The new diet mantra is ‘less but better’, and based on the latest Mintel research on Global Food and Drinks Trends, buyers “choose animal products that are better-tasting, more nutritious or have ethical or environmental claims (or a combination of these factors)”.
Our cheese and seasonality
Artisanal cheeses, like fruit and vegetables, are a seasonal product. We work with farms and dairies which hand make their cheese on a small-scale with freshly made milk. The grazing has an impact on the flavours of the cheese, because the flora and fauna in the fields and pastures changes with the seasons. Where the cheese is made gives different seasonal variations, typically in the warm months animals are outside and they eat fresh grass, herbs and flowers. By contrast, in the winter months they are fed with dried hay and remain mostly inside.
Some cheeses are only made at specific times of the year due to where they are produced. For example Vacherin Mont d’Or is only available from October to March, as it is made with the winter milk from the same cows that produce the Gruyère in the summer.
Has this inspired you to order some seasonal, local and sustainable produce? Read on for 5 cheeses you should stock this winter….
5 sustainable cheeses for Winter 2021 | Support our British Cheese Makers
The cold winter months are ideal for enjoying hard, well-aged, rich and creamy cheeses like a cheddar or a lovely piece of Stilton. Our team have picked their favourites to showcase the diversity of our brilliant British range.
A handmade mould ripened blue cheese with a firm but moist texture, made by the Reynolds family at their Kingcott Dairy in Kent. It is for us a very local cheese, made just 30 minutes away from our HQ.
Their own cows feed naturally and the grass is all grown on the farm. The farmyard manure is put back into the land to add nutrients and help maintain rich, fertile soils. The health, welfare and comfort of the herd are at the forefront of farming practices with quality always taking priority over quantity.
This is an irresistible creation by Catherine Mead (pictured below) and her team at Lynher Dairies, located in Ponsanooth in mid-Cornwall.

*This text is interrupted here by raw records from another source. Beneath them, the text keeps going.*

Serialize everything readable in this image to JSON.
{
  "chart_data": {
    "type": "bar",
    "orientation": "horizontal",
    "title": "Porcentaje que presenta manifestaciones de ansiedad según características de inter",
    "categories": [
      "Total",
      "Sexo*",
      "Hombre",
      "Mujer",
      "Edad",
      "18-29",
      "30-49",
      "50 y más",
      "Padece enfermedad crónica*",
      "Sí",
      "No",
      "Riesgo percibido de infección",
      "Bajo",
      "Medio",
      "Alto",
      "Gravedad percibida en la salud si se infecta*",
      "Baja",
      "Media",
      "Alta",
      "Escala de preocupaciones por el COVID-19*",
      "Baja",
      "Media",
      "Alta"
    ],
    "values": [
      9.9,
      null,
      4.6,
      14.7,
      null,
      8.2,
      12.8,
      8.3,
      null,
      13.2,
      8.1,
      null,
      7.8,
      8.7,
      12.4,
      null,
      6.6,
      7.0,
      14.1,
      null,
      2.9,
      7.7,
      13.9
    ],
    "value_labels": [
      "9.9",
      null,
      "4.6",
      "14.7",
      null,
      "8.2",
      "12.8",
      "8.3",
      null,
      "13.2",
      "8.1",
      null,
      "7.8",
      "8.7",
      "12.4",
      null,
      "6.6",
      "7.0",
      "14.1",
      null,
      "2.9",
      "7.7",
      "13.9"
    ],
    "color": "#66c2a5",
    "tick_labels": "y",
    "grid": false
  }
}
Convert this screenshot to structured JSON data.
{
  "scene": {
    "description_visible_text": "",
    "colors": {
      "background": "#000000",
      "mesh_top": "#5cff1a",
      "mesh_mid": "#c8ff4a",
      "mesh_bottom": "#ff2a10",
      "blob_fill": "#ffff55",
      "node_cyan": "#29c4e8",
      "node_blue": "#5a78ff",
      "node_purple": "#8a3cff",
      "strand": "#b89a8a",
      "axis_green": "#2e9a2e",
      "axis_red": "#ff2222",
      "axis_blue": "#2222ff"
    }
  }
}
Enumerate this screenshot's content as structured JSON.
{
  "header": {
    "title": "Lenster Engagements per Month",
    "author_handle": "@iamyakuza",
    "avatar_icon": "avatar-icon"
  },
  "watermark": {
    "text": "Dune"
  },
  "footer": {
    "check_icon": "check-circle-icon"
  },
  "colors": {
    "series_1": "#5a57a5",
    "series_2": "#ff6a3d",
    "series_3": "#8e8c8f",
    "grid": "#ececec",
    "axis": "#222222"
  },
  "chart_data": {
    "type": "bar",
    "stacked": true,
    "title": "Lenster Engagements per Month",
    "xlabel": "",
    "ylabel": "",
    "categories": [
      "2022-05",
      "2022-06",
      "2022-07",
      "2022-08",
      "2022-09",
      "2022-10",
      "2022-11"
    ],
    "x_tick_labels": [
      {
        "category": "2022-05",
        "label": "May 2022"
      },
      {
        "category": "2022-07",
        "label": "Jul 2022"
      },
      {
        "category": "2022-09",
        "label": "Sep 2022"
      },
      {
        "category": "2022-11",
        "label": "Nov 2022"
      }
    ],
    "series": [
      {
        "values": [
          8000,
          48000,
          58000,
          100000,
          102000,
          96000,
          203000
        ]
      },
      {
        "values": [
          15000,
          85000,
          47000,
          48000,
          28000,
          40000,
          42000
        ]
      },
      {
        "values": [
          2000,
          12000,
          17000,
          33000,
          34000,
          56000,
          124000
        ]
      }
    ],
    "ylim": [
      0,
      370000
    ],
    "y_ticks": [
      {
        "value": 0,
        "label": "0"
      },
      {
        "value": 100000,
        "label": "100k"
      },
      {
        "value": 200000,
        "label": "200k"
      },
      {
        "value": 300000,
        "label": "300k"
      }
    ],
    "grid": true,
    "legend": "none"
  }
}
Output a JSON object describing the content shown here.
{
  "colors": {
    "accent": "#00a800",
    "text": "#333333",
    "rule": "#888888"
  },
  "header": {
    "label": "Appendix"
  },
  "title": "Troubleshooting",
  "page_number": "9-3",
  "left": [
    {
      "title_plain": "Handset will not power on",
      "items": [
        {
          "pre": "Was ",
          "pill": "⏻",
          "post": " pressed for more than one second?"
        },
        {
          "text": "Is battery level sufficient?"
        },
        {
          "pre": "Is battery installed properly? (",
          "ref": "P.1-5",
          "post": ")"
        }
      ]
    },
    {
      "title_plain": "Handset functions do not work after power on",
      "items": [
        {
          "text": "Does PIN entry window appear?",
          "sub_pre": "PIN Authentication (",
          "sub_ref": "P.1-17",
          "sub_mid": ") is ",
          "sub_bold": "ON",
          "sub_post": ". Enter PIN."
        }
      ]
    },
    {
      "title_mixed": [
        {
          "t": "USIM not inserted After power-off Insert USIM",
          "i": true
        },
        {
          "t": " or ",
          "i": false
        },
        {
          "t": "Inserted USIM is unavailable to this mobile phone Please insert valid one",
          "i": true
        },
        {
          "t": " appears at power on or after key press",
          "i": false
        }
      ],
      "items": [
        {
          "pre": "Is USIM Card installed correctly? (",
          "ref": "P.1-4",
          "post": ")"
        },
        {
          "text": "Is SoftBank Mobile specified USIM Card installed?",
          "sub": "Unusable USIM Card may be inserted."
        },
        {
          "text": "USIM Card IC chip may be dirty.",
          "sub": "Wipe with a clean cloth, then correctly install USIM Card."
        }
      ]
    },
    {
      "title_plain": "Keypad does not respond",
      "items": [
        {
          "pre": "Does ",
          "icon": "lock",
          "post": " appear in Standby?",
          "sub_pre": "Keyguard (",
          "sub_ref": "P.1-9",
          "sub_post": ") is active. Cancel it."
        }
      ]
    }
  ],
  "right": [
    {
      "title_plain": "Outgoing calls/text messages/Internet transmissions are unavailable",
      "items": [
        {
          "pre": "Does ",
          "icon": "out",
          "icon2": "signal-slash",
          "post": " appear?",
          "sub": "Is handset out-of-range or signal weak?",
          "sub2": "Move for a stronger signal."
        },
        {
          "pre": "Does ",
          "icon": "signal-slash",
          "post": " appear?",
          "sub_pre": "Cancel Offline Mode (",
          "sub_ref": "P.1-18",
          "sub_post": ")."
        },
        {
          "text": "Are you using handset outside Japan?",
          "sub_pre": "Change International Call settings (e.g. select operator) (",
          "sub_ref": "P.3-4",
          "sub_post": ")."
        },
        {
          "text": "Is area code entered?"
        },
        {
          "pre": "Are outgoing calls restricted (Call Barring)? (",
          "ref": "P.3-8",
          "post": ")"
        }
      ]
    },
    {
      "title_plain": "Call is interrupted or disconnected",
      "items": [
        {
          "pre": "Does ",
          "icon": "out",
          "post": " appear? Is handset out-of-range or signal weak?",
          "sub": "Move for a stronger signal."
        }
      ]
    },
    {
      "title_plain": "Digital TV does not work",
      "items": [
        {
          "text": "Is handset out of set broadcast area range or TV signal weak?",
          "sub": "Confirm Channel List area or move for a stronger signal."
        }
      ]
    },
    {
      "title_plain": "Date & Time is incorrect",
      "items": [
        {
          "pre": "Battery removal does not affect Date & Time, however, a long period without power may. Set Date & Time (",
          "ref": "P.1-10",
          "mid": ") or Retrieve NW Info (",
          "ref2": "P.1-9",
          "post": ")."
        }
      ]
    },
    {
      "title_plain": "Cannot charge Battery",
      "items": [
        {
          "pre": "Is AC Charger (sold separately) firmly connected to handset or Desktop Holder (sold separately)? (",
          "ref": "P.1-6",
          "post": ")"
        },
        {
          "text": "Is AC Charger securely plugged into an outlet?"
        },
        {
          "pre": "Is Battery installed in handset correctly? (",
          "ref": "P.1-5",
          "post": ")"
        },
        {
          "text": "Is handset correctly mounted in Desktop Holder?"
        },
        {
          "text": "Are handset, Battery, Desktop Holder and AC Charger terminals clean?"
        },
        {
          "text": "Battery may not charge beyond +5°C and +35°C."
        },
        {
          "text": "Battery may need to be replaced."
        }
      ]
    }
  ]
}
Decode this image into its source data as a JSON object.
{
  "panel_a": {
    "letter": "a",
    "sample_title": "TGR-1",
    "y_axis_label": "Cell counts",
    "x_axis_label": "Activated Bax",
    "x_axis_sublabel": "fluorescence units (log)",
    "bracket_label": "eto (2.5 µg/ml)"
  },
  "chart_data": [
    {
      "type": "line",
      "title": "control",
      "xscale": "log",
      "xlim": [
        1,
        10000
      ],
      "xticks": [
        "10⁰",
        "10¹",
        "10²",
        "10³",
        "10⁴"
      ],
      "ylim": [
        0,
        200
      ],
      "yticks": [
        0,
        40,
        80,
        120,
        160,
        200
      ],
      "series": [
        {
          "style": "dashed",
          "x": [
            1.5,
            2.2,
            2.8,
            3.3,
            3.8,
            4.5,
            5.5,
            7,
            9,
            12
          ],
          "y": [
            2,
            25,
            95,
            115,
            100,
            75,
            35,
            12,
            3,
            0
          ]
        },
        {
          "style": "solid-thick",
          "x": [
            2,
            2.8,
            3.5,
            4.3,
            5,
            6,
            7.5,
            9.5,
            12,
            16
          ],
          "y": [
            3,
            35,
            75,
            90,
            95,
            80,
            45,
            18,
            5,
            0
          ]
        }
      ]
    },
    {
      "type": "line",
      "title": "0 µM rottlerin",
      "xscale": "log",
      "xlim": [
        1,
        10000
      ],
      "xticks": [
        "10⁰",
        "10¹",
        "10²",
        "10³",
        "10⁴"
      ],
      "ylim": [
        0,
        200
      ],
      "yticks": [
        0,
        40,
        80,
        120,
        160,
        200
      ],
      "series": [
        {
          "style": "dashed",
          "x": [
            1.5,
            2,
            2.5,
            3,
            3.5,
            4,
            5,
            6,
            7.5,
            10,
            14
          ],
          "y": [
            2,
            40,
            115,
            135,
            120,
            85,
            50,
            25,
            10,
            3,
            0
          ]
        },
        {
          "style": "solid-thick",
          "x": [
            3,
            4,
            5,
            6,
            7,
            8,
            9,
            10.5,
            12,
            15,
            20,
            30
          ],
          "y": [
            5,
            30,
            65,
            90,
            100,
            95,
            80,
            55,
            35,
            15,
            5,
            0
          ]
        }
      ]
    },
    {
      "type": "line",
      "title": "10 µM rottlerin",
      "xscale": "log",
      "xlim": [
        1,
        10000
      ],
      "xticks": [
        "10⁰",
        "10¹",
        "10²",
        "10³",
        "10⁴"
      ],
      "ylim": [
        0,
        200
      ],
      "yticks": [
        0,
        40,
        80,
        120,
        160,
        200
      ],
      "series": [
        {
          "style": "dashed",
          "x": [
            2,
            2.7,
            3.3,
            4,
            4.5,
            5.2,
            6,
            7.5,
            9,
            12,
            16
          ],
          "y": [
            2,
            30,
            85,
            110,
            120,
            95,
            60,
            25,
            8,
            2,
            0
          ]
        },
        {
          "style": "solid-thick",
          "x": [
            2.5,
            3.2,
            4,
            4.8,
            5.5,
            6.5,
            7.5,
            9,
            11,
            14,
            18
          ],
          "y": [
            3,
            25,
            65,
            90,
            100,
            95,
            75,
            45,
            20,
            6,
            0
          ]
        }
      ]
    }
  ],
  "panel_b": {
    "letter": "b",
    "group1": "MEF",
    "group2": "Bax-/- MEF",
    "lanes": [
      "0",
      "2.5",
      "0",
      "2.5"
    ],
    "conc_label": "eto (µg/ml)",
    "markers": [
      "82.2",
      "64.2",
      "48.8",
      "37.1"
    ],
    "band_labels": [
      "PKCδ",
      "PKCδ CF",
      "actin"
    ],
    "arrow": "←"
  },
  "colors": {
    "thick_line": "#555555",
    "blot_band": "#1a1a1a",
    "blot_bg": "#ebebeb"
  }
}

Originally derived from a Gouda style cheese, it is made with the superbly rich Cornish milk from their own herd of Ayrshires. Cornish Kern is a hard cheese, firm to cut but flaky in the centre. Buttery with caramel notes and a deep savoury aroma, it is matured for 16-18 months in a breathable and attractive black wax coating.
An extra mature Cheddar, made from organic milk, with a dense and creamy texture, a nutty full-bodied flavour and a long finish.
Voted 4th best cheese overall in the world, it won three awards at the World Cheese Awards 2019-2020: Super Gold, Best Extra Mature Cheddar, Best British.
The Trethowan Brothers (see picture below) make organic, unpasteurised cheese in their dairy in North Somerset, England. Championing heritage cheese making and adhering to the principles of the Slow Food movement.
Tunworth is the British go-to Camembert style cheese, handmade with pasteurised whole cow’s milk in the lush green hills of Hampshire. It has a rich, fruity flora, with a long lasting sweetness and a nutty finish.
Hampshire Cheese Co., an award-winning, artisan cheesemaker, has joined the ranks of the best cheeses in the world. From the first ladle of milk from the local farm to the paper wrap and box packaging, every cheese is made by hand, using traditional methods, with expert skill and true passion.
Made with pasteurised English cow’s milk, this brie-style cheese is soft and yielding with a white bloomy rind. Once cut, it reveals an ivory interior. The flavour is mushroomy and creamy with a hint of lemon.
Park Farm is just outside Bath next to the river Avon; here his cows graze the lush river meadows to make milk for this delicious cheese.
The farm is entirely organic and the milk is collected daily from their own herd of 160 Holstein Friesian cows. They don’t use fungicides, pesticides or artificial fertilisers on their land, instead working with manure and organic compost so that the land and the waterways remain uncontaminated.